Simultaneously, with relevant patent or the patent application of media contents security transmission some is arranged also.For example the patent No. has been described a kind of change key media stream privacy method for the European patent " Encryption processing for streaming media " of " EP 1195968A2 "; This method is done secure hash to the label in basic key and the media stream data bag; Obtain the encryption key of individual data bag; Because the label of packet is different, so the encryption key of different pieces of information bag is also different.And for example; The patent No. is that the international monopoly " Method and apparatus for two-level copy protection " of WO9744736A1 has just been described a kind of double-deck anti-copy method of encrypting; Its ground floor adopts single key handling, can adopt the encryption method of moderate strength to encrypt pending content; Its second layer is then handled to the key of preceding one deck, can adopt such as higher-strength methods such as asymmetric encryption aforementioned key is handled.Though above-mentioned patent does not relate to more specific details, only be Media Stream, and will resolve whole specific Media Stream to particular type, treatment effeciency is not very high, versatility is not strong.
Summary of the invention
In view of this, main purpose of the present invention is to provide a kind of encrypting and decrypting method and device of content, highly versatile, and efficient is high.

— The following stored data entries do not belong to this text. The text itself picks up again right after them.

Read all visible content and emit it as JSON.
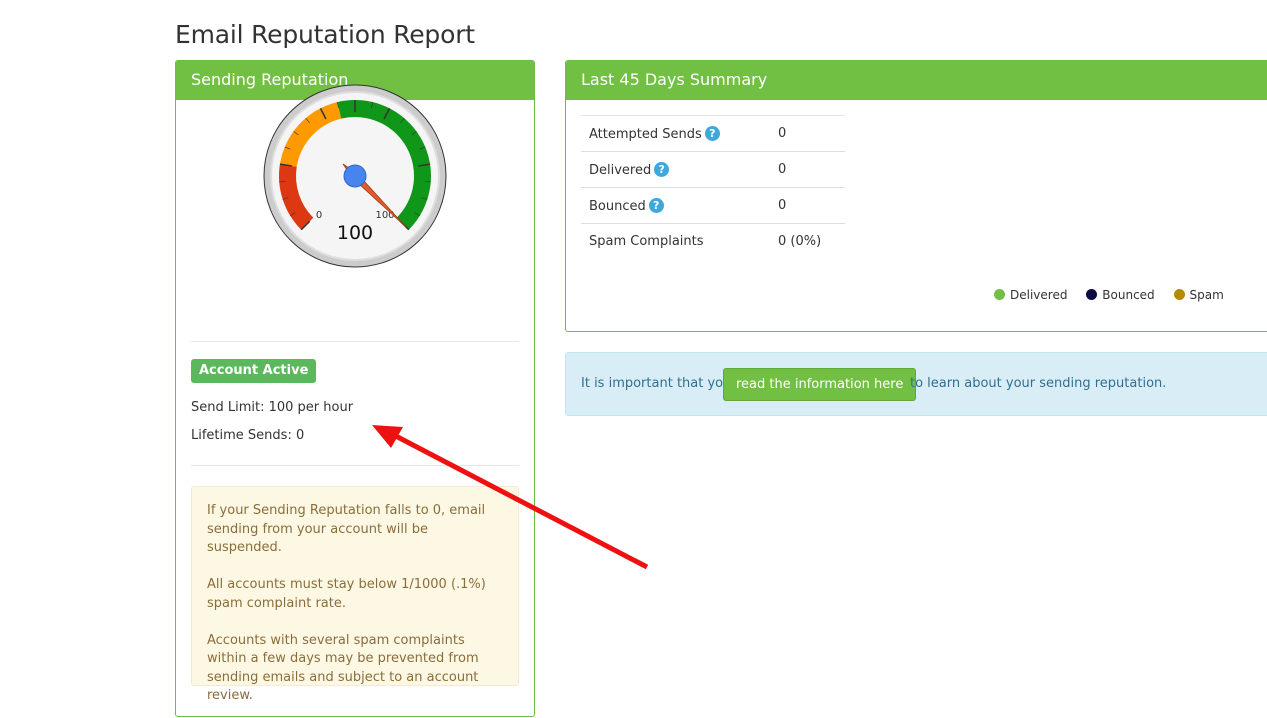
{
  "page_title": "Email Reputation Report",
  "reputation_panel": {
    "heading": "Sending Reputation",
    "gauge": {
      "value": 100,
      "min_label": "0",
      "max_label": "100",
      "value_label": "100",
      "colors": {
        "red": "#dc3912",
        "orange": "#ff9900",
        "green": "#109618",
        "needle": "#e35b2c",
        "hub": "#4684ee"
      }
    },
    "status_badge": "Account Active",
    "send_limit": "Send Limit: 100 per hour",
    "lifetime_sends": "Lifetime Sends: 0",
    "warnings": [
      "If your Sending Reputation falls to 0, email sending from your account will be suspended.",
      "All accounts must stay below 1/1000 (.1%) spam complaint rate.",
      "Accounts with several spam complaints within a few days may be prevented from sending emails and subject to an account review."
    ]
  },
  "summary_panel": {
    "heading": "Last 45 Days Summary",
    "rows": [
      {
        "label": "Attempted Sends",
        "value": "0",
        "help": true
      },
      {
        "label": "Delivered",
        "value": "0",
        "help": true
      },
      {
        "label": "Bounced",
        "value": "0",
        "help": true
      },
      {
        "label": "Spam Complaints",
        "value": "0 (0%)",
        "help": false
      }
    ],
    "help_icon_glyph": "?",
    "legend": [
      {
        "label": "Delivered",
        "color": "#72c043"
      },
      {
        "label": "Bounced",
        "color": "#0b0b45"
      },
      {
        "label": "Spam",
        "color": "#b58b00"
      }
    ]
  },
  "info_alert": {
    "text_before": "It is important that you",
    "button_label": "read the information here",
    "text_after": "to learn about your sending reputation."
  },
  "annotation_arrow_color": "#ee1111"
}
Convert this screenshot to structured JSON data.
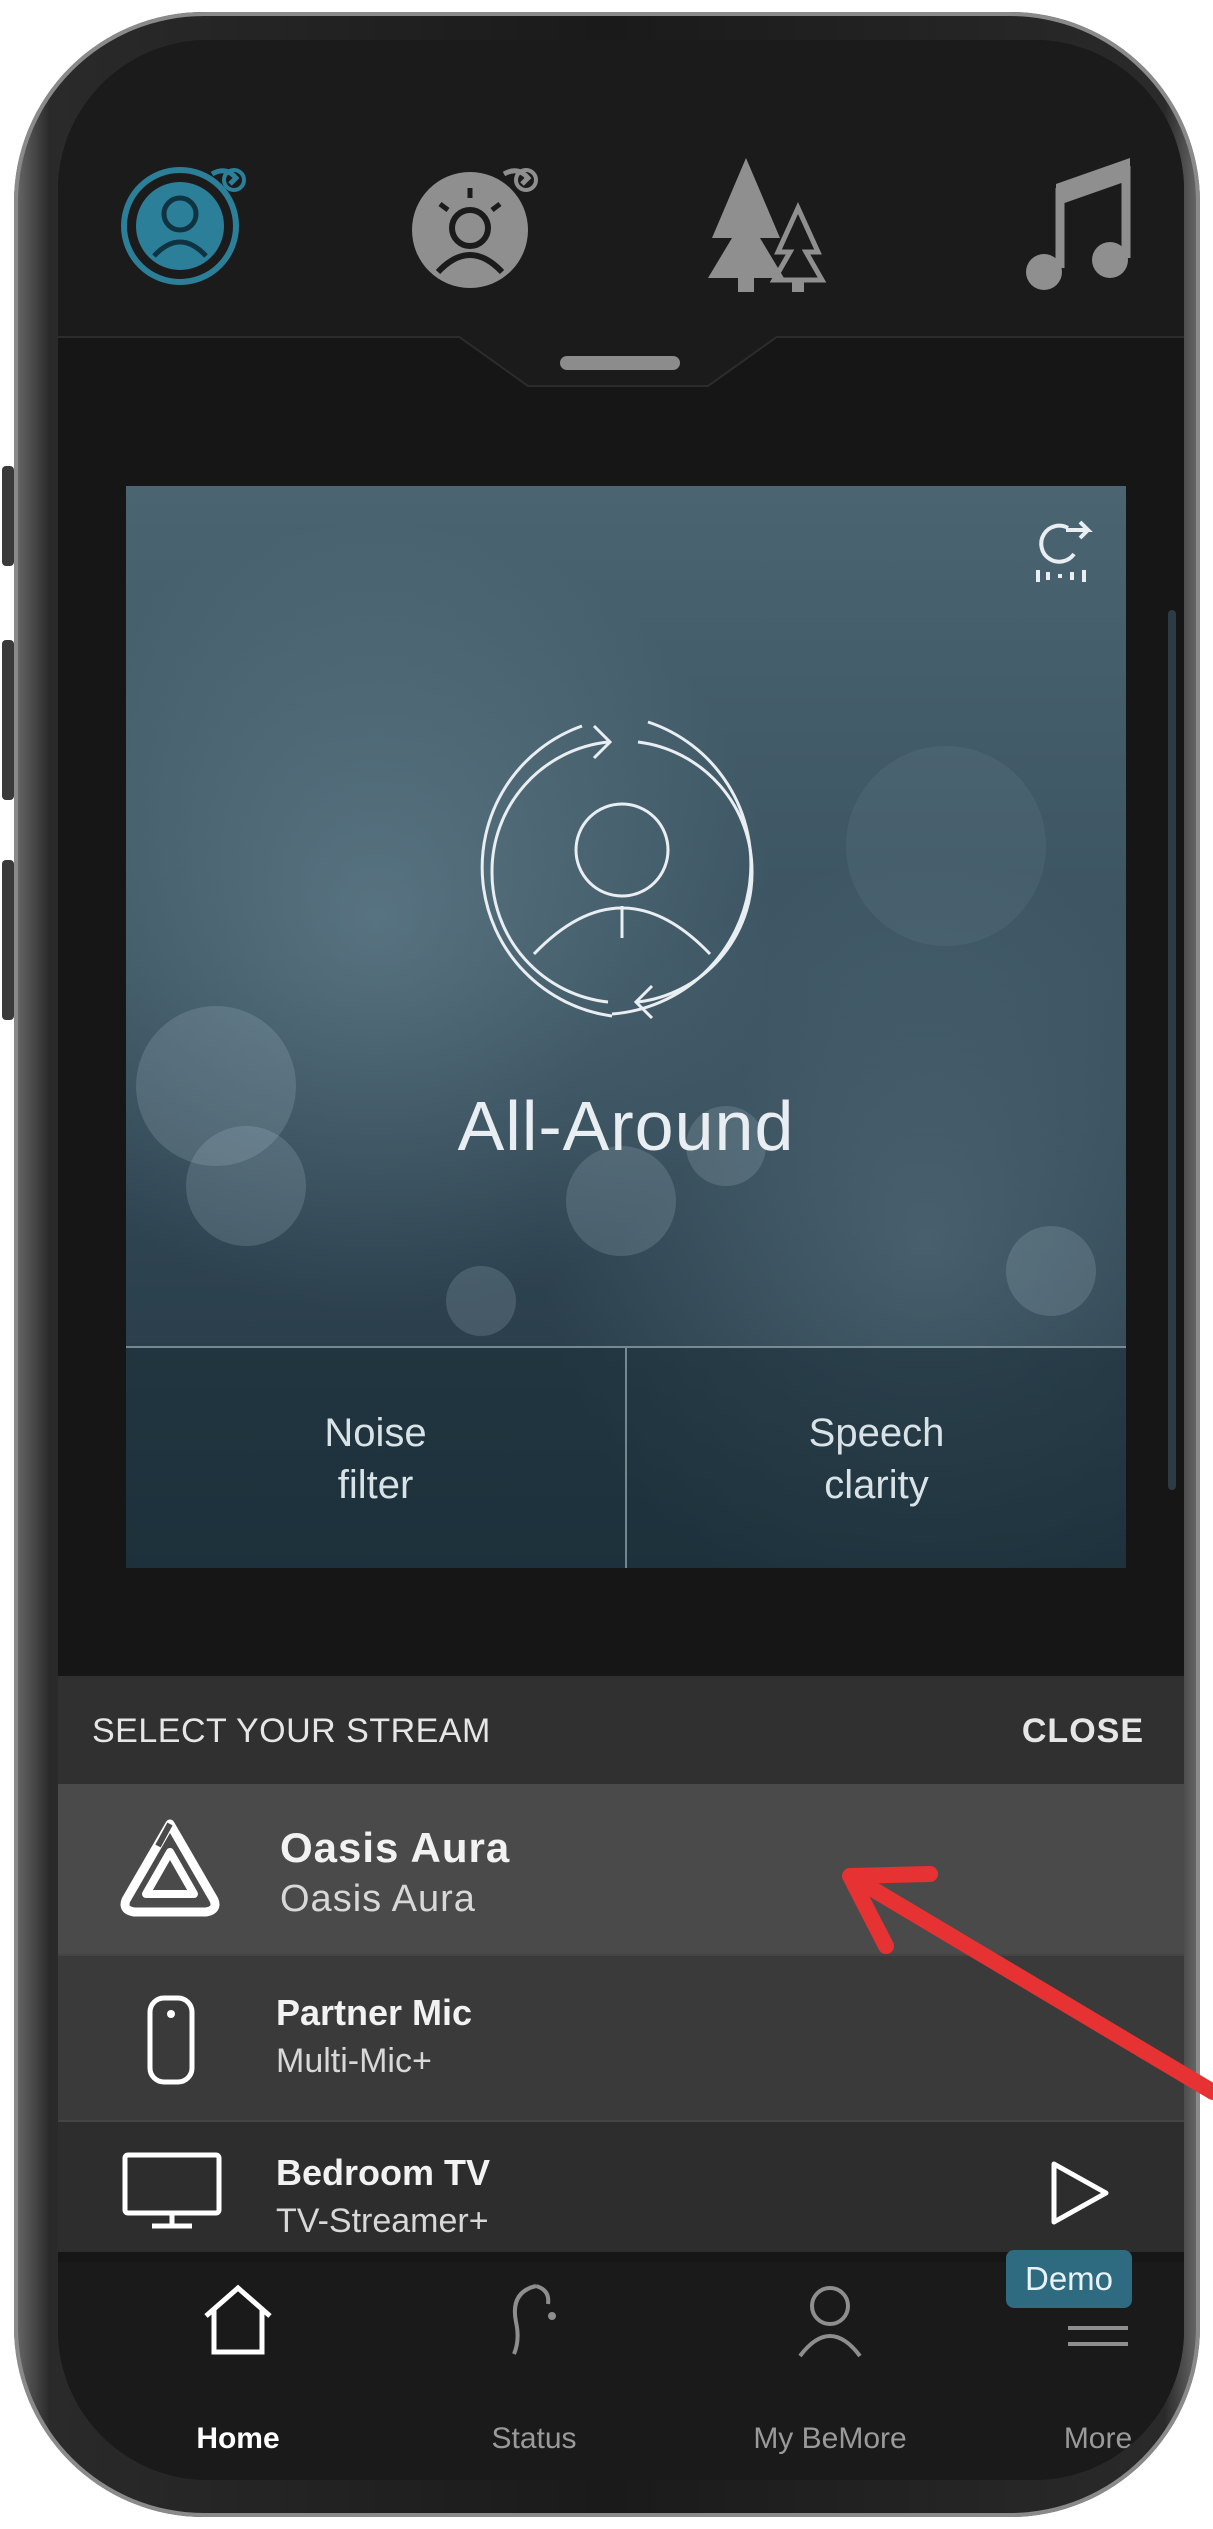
{
  "mode_bar": {
    "icons": [
      "all-around-active-icon",
      "sound-settings-icon",
      "outdoor-trees-icon",
      "music-note-icon"
    ],
    "accent": "#2b7f99"
  },
  "program": {
    "name": "All-Around",
    "options": [
      {
        "label": "Noise\nfilter"
      },
      {
        "label": "Speech\nclarity"
      }
    ]
  },
  "stream_panel": {
    "header": "SELECT YOUR STREAM",
    "close_label": "CLOSE",
    "items": [
      {
        "name": "Oasis Aura",
        "sub": "Oasis Aura",
        "icon": "oasis-aura-logo-icon",
        "selected": true
      },
      {
        "name": "Partner Mic",
        "sub": "Multi-Mic+",
        "icon": "partner-mic-icon"
      },
      {
        "name": "Bedroom TV",
        "sub": "TV-Streamer+",
        "icon": "tv-icon",
        "action_icon": "play-icon"
      }
    ]
  },
  "demo_badge": "Demo",
  "bottom_nav": [
    {
      "label": "Home",
      "icon": "home-icon",
      "active": true
    },
    {
      "label": "Status",
      "icon": "hearing-aid-icon",
      "active": false
    },
    {
      "label": "My BeMore",
      "icon": "person-icon",
      "active": false
    },
    {
      "label": "More",
      "icon": "menu-icon",
      "active": false
    }
  ],
  "colors": {
    "annotation_arrow": "#e63232",
    "demo_badge": "#2e6a80"
  }
}
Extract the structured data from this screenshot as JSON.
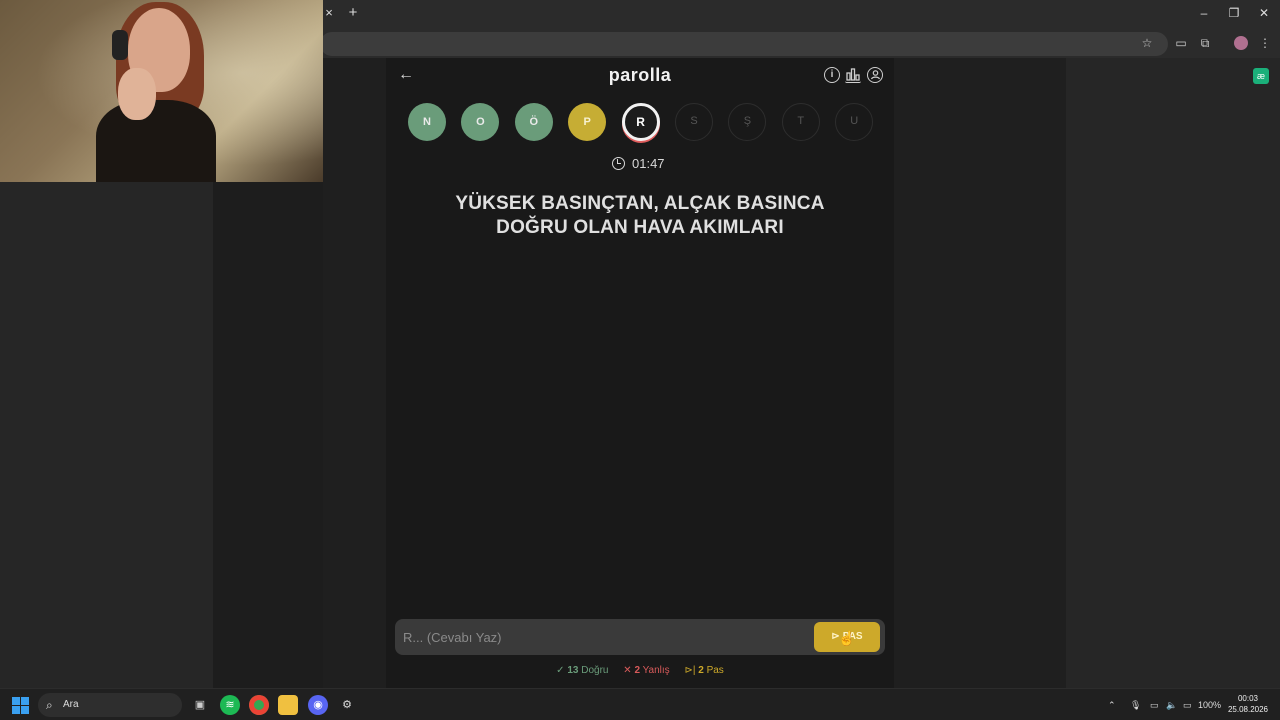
{
  "browser": {
    "close_tab": "×",
    "new_tab": "+",
    "minimize": "–",
    "restore": "❐",
    "close_window": "✕"
  },
  "game": {
    "back_icon": "←",
    "title": "parolla",
    "info_icon": "i",
    "letters": [
      {
        "letter": "N",
        "status": "correct"
      },
      {
        "letter": "O",
        "status": "correct"
      },
      {
        "letter": "Ö",
        "status": "correct"
      },
      {
        "letter": "P",
        "status": "pass"
      },
      {
        "letter": "R",
        "status": "current"
      },
      {
        "letter": "S",
        "status": "pending"
      },
      {
        "letter": "Ş",
        "status": "pending"
      },
      {
        "letter": "T",
        "status": "pending"
      },
      {
        "letter": "U",
        "status": "pending"
      }
    ],
    "timer": "01:47",
    "question_line1": "YÜKSEK BASINÇTAN, ALÇAK BASINCA",
    "question_line2": "DOĞRU OLAN HAVA AKIMLARI",
    "answer_placeholder": "R... (Cevabı Yaz)",
    "pas_label": "PAS",
    "stats": {
      "correct_count": "13",
      "correct_label": "Doğru",
      "wrong_count": "2",
      "wrong_label": "Yanlış",
      "pass_count": "2",
      "pass_label": "Pas"
    }
  },
  "taskbar": {
    "search_placeholder": "Ara",
    "battery": "100%",
    "time": "00:03",
    "date": "25.08.2026"
  },
  "colors": {
    "correct": "#6a9c7a",
    "pass": "#c6ad34",
    "wrong": "#d75a5a"
  }
}
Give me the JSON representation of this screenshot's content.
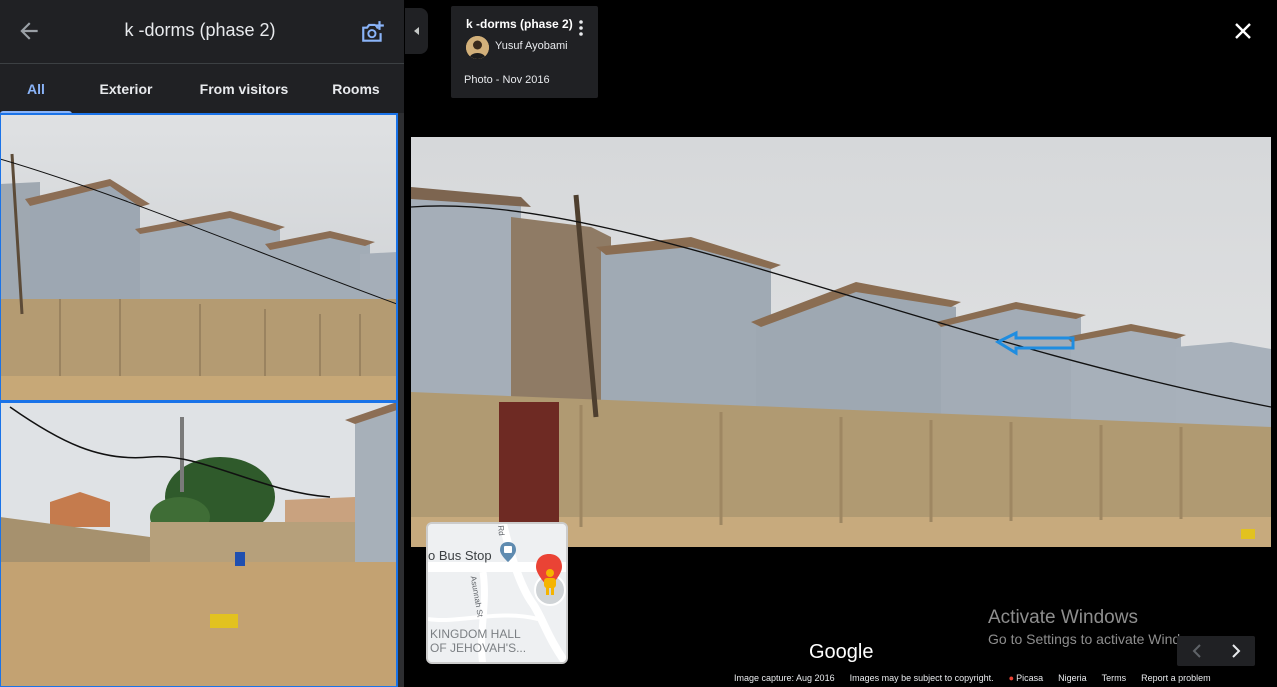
{
  "header": {
    "title": "k -dorms (phase 2)"
  },
  "tabs": [
    {
      "label": "All",
      "active": true
    },
    {
      "label": "Exterior",
      "active": false
    },
    {
      "label": "From visitors",
      "active": false
    },
    {
      "label": "Rooms",
      "active": false
    }
  ],
  "info_card": {
    "title": "k -dorms (phase 2)",
    "author": "Yusuf Ayobami",
    "date": "Photo - Nov 2016"
  },
  "minimap": {
    "place_1": "o Bus Stop",
    "street": "Asunnah St",
    "street_2": "Rd",
    "place_2_line1": "KINGDOM HALL",
    "place_2_line2": "OF JEHOVAH'S..."
  },
  "watermark": {
    "line1": "Activate Windows",
    "line2": "Go to Settings to activate Windows."
  },
  "brand": "Google",
  "footer": {
    "capture": "Image capture: Aug 2016",
    "copyright": "Images may be subject to copyright.",
    "source": "Picasa",
    "country": "Nigeria",
    "terms": "Terms",
    "report": "Report a problem"
  },
  "colors": {
    "accent": "#8ab4f8",
    "panel_bg": "#202124",
    "selected_outline": "#1a73e8"
  },
  "icons": [
    "back-arrow-icon",
    "add-photo-icon",
    "close-icon",
    "more-vert-icon",
    "collapse-chevron-icon",
    "chevron-left-icon",
    "chevron-right-icon",
    "pegman-icon",
    "bus-stop-icon"
  ]
}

For achieving the above object, technical scheme of the present invention is achieved in that
A kind of content encryption-decryption method, this method comprises:
A1, the key strategy of foundation key, contents encryption key, content attach identifier and final encryption key is set;
A2, according to the key constructing tactics foundation key of foundation key, generate contents encryption key according to the key strategy of foundation key, contents encryption key; Key strategy according to the content attach identifier generates the content attach identifier;
A3, generate final encryption key, and the content original text is encrypted as ciphertext according to the key strategy of contents encryption key, content attach identifier and final encryption key;
The key strategy of B1, the final encryption key that uses during according to content attach identifier, contents encryption key and encryption generates content decryption key;
B2, ciphertext is resolved to the content original text according to content decryption key.
Said foundation key is static keys or dynamic key.
Said dynamic key is changed foundation key for timing, or foundation key is changed in not timing.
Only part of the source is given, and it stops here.